Report Card on the French Grenelle After Three Years
The French Round Table on sustainability known as the Grenelle de l’Environnement is now three years old and this was the occasion for French government experts to publish an evaluation report.
Three years ago representatives of national and local government and private organizations from industry, labour, professional associations and non-governmental organizations were asked by President Sarkozy to work together on making France more sustainable.
What was announced after these discussions was presented as “green new deal” with some ambitious goals.
Three years later, the plan suffers mixed reviews even though the report notes 77 percent of all planned actions have been carried out or will be in the future.
This might seem like a lot, but only 18 percent of these actions have been already realized to date. Among the ideas that have been realized and worth spreading around the world include:
- The feebates system for cars is a tremendous success. The Sustainable Development Minister, Mr. Jean-Louis Borloo, recently boasted that France had the cleanest car fleet in the world. Indeed cars emitted an average of 150 grams of CO2 per kilometer in 2007 and now emit only 133 gr/km today. Meanwhile, France has been heavily taxing gas for many years already.
- The development of high speed rail with 2,000 kilometers (1,250 miles) of new rail lines. This will double the amount of TGV (Train à Grande Vitesse, or High Speed Train) lines. Additionally, 400 kilometers (250 miles) of new mass public transportation are also being realized, which is as much as during the previous three decades.

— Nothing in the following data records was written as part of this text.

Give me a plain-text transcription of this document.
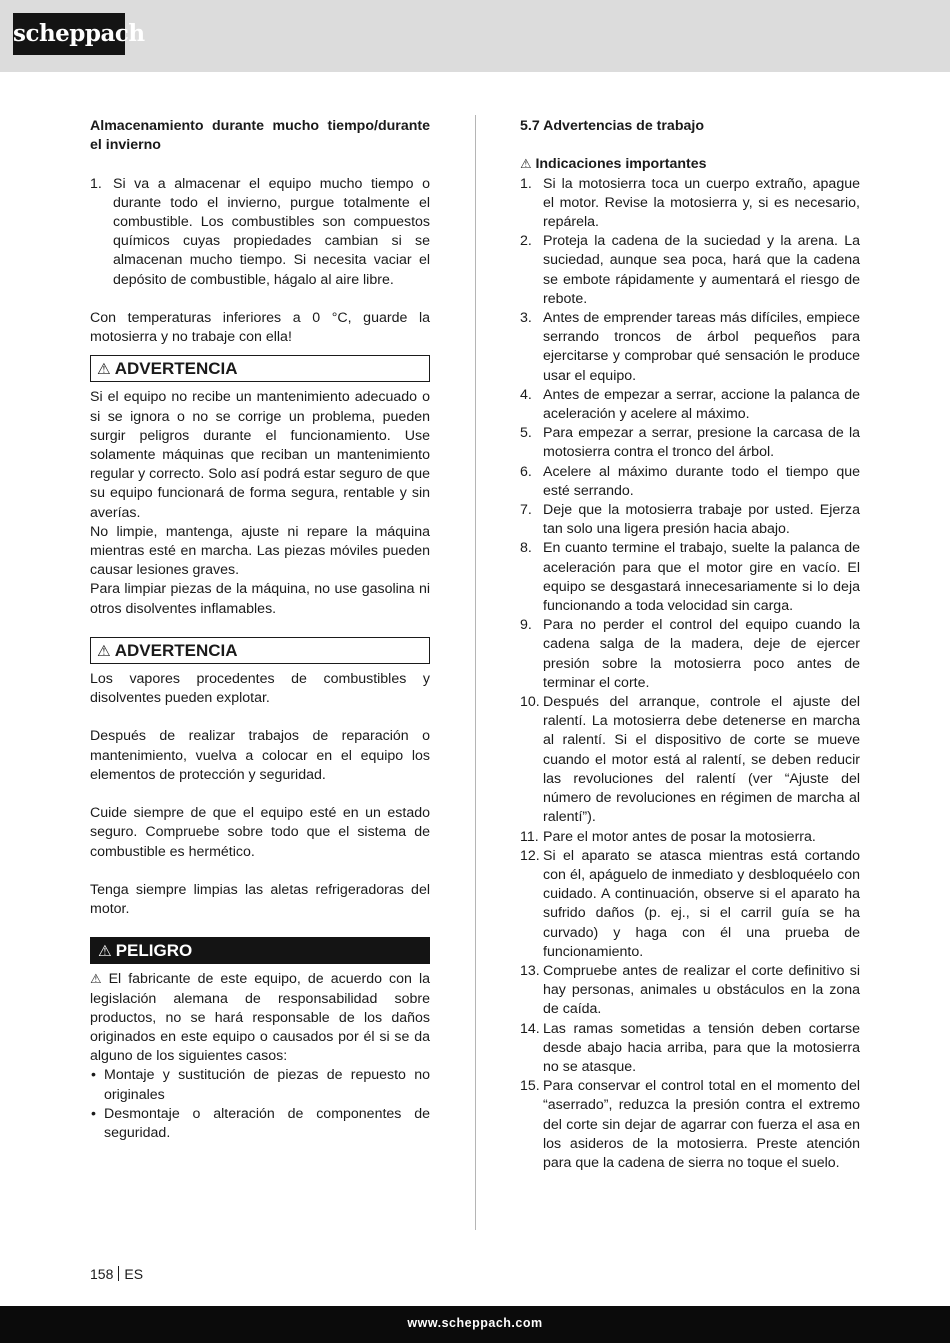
scheppach

Almacenamiento durante mucho tiempo/durante el invierno

1. Si va a almacenar el equipo mucho tiempo o durante todo el invierno, purgue totalmente el combustible. Los combustibles son compuestos químicos cuyas propiedades cambian si se almacenan mucho tiempo. Si necesita vaciar el depósito de combustible, hágalo al aire libre.

Con temperaturas inferiores a 0 °C, guarde la motosierra y no trabaje con ella!

⚠ ADVERTENCIA

Si el equipo no recibe un mantenimiento adecuado o si se ignora o no se corrige un problema, pueden surgir peligros durante el funcionamiento. Use solamente máquinas que reciban un mantenimiento regular y correcto. Solo así podrá estar seguro de que su equipo funcionará de forma segura, rentable y sin averías.

No limpie, mantenga, ajuste ni repare la máquina mientras esté en marcha. Las piezas móviles pueden causar lesiones graves.

Para limpiar piezas de la máquina, no use gasolina ni otros disolventes inflamables.

⚠ ADVERTENCIA

Los vapores procedentes de combustibles y disolventes pueden explotar.

Después de realizar trabajos de reparación o mantenimiento, vuelva a colocar en el equipo los elementos de protección y seguridad.

Cuide siempre de que el equipo esté en un estado seguro. Compruebe sobre todo que el sistema de combustible es hermético.

Tenga siempre limpias las aletas refrigeradoras del motor.

⚠ PELIGRO

⚠ El fabricante de este equipo, de acuerdo con la legislación alemana de responsabilidad sobre productos, no se hará responsable de los daños originados en este equipo o causados por él si se da alguno de los siguientes casos:

• Montaje y sustitución de piezas de repuesto no originales
• Desmontaje o alteración de componentes de seguridad.

5.7 Advertencias de trabajo

⚠ Indicaciones importantes

1. Si la motosierra toca un cuerpo extraño, apague el motor. Revise la motosierra y, si es necesario, repárela.
2. Proteja la cadena de la suciedad y la arena. La suciedad, aunque sea poca, hará que la cadena se embote rápidamente y aumentará el riesgo de rebote.
3. Antes de emprender tareas más difíciles, empiece serrando troncos de árbol pequeños para ejercitarse y comprobar qué sensación le produce usar el equipo.
4. Antes de empezar a serrar, accione la palanca de aceleración y acelere al máximo.
5. Para empezar a serrar, presione la carcasa de la motosierra contra el tronco del árbol.
6. Acelere al máximo durante todo el tiempo que esté serrando.
7. Deje que la motosierra trabaje por usted. Ejerza tan solo una ligera presión hacia abajo.
8. En cuanto termine el trabajo, suelte la palanca de aceleración para que el motor gire en vacío. El equipo se desgastará innecesariamente si lo deja funcionando a toda velocidad sin carga.
9. Para no perder el control del equipo cuando la cadena salga de la madera, deje de ejercer presión sobre la motosierra poco antes de terminar el corte.
10. Después del arranque, controle el ajuste del ralentí. La motosierra debe detenerse en marcha al ralentí. Si el dispositivo de corte se mueve cuando el motor está al ralentí, se deben reducir las revoluciones del ralentí (ver “Ajuste del número de revoluciones en régimen de marcha al ralentí”).
11. Pare el motor antes de posar la motosierra.
12. Si el aparato se atasca mientras está cortando con él, apáguelo de inmediato y desbloquéelo con cuidado. A continuación, observe si el aparato ha sufrido daños (p. ej., si el carril guía se ha curvado) y haga con él una prueba de funcionamiento.
13. Compruebe antes de realizar el corte definitivo si hay personas, animales u obstáculos en la zona de caída.
14. Las ramas sometidas a tensión deben cortarse desde abajo hacia arriba, para que la motosierra no se atasque.
15. Para conservar el control total en el momento del “aserrado”, reduzca la presión contra el extremo del corte sin dejar de agarrar con fuerza el asa en los asideros de la motosierra. Preste atención para que la cadena de sierra no toque el suelo.
158 ES
www.scheppach.com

- Buildings are a critical issue as they use 42% of the total energy consumed and are responsible for 25 percent of greenhouse gases emissions. To solve this problem, France is encouraging the development of low consumption buildings and provides a zero-interest rate loan to people willing to retrofit their apartments and buildings with. By 2020, all new buildings will have to produce more energy than they are consuming (positive energy). Public buildings will also have to be retrofitted.
- Electricity : Despite being heavily reliant on nuclear (78 percent) and hydro power (ten percent) for its electricity, France is also willing to develop renewable energy sources such as offshore wind and solar to bring their proportion to 23 percent of the electricity mix by 2020. As I noted previously France has set a target of 3,000 MW of offshore wind by 2015.
This may seem fantastic but not everything has been put in place. Critical topics such as the carbon tax – which I wrote previously about – and the extension of the feebate system to other products have been delayed or simply canceled.
The failure to implement a carbon tax resounded, at the time, as an end of the government’s commitment to green issues as it was supposed to speed up the transition to a more sustainable society by bringing billion of euros to help fund related projects.
Building low energy buildings or even positive energy ones looks cool, but one should not forget that already built houses and buildings seriously need to be retrofitted and weatherized. It is estimated that 400,000 buildings will have to be retrofitted each year by 2013, compared to 250,000 currently.
Other critical topics such as biodiversity protection, a more sustainable agriculture and measures to decrease waste still need to be tackled.
But patience in politics (and reforms) is a virtue.